Dead Man’s Shoes Review

Dead Man's Shoes
Army-trained Richard (Considine) returns to his hometown with his mentally-challenged younger brother, Anthony (Kebbell), in tow. Anthony has been used and abused by a raggedy bunch of local drug dealers, and Richard plans to teach the bullies a deadly lesson...

by Colin Kennedy |
Published on
Release Date:

01 Oct 2004

Running Time:

0 minutes

Certificate:

18

Original Title:

Dead Man’s Shoes

Shane Meadows' raw revenge flick should be called Sympathy For The Bogeyman, because the director dusts off the invincible-killer-picks-off-teens routine and tells it from the bogeyman's point of view. The result is a thoughtful, possibly controversial, horror that offers none of the easy comforts typical of the genre – these victims are far from innocent, but do they deserve to die?

The film is so pure of purpose that it feels like a zero-budget debut; after the sprawling Once Upon A Time In The Midlands, that may have been Meadows' intention. Its first steps are, in fact, faltering, with the supporting cast struggling to improvise necessary exposition – but whenever Considine is onscreen, the movie has a magnetic centre around which the others can happily orbit.

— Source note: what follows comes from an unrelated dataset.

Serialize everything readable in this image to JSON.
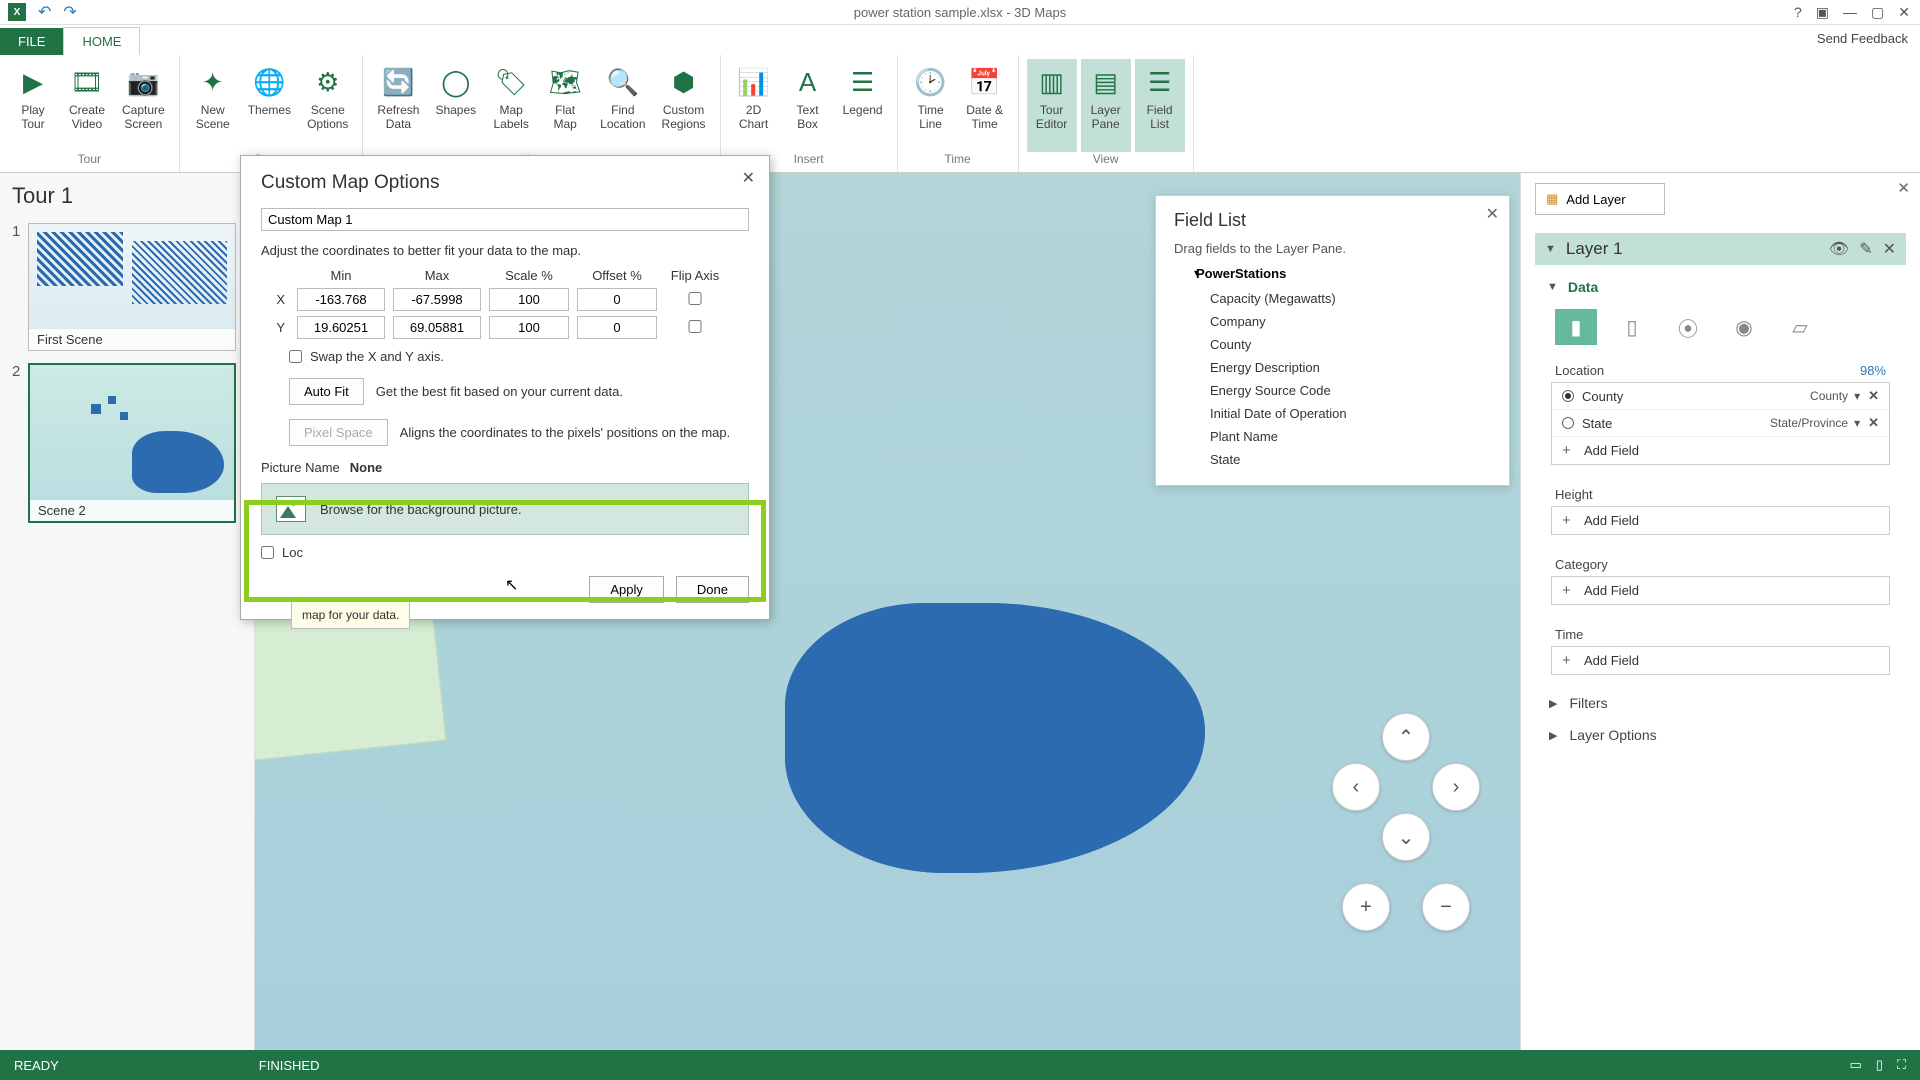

Potentially Britain's answer to De Niro, the actor made a searing debut in Meadow's A Room For Romeo Brass, a film that boldly changed gear halfway through. This is even more fearless – genre conventions are trashed, key characters summarily dispatched and liberal niceties squashed. Meadows may not offer genuine insight into the psychology of monsters, but here he has created a memorable movie bogeyman.

Disturbing, uncompromising and completely gripping, this could do for slasher movies what 28 Days Later did for zombie flicks.